NEW YORK — Police are investigating allegations of sexual misconduct leveled against celebrity chef Mario Batali.
The NYPD confirmed the probe following a "60 Minutes" broadcast Sunday night in which an unnamed woman accused Batali of drugging and sexually assaulting her in 2005.
She says she remembers joining him for a glass of wine at a Manhattan restaurant, then waking up on the floor feeling drugged and assaulted.
She says she talked to the police but never filed a report.
Batali issued a statement to PIX11 News denying that he assaulted the woman.
"I vehemently deny any allegations of sexual assault. My past behavior has been deeply inappropriate and I am sincerely remorseful for my actions," the statement read. "I am not attempting a professional comeback. My only focus is finding a personal path forward where I can continue in my charitable endeavors - helping the underprivileged and those in need."
Trish Nelson, a former waitress at the Spotted Pig in Greenwich Village, was part of that "60 Minutes" broadcast.

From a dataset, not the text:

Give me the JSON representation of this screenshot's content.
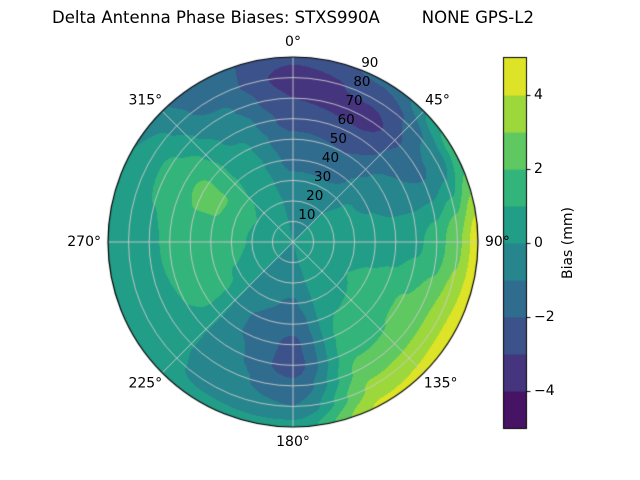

She, too, has accused Batali of assault, calling him "a monster."
For years, Nelson said, she and other female members of the Spotted Pig staff were subjected to heinous treatment in which they were sexually assaulted, groped and violated.
She said the unwanted sexual advances came from Batali and from his friend Ken Friedman, who owns the Spotted Pig, with much of the alleged inappropriate behavior taking place on the restaurant's infamous third floor, a place for celebrities and loose rules.
"They've ruined lives and they've hurt people and they've come out fairly unscathed," Nelson told PIX11 News.
She said she also blames chef April Bloomfield, whom Nelson believes knew exactly what was happening.
"I know she was aware because I was there and she chose money and power over humans," Nelson said.
In a statement to PIX11 News, The Spotted Pig said:
"The Spotted Pig is committed to providing a work environment free of any form of harassment and has ensured in recent years that all proper policies and procedures for handling employee relations matters are in place.
"Mario Batali has never held any management position at The Spotted Pig nor had any supervisory role involving staff or operations of the restaurant.
"After Ken Friedman was informed by employees of their being uncomfortable with Mario's behavior many years ago, Mario was told he could no longer hold parties at the restaurant. (This was confirmed by employees and others on the record, however CBS chose not to include this in the story)"
Batali stepped down from daily operations at his restaurant empire and cooking show "The Chew" in December after four women accused him of inappropriate touching over a period of 20 years.
Batali has apologized for those encounters.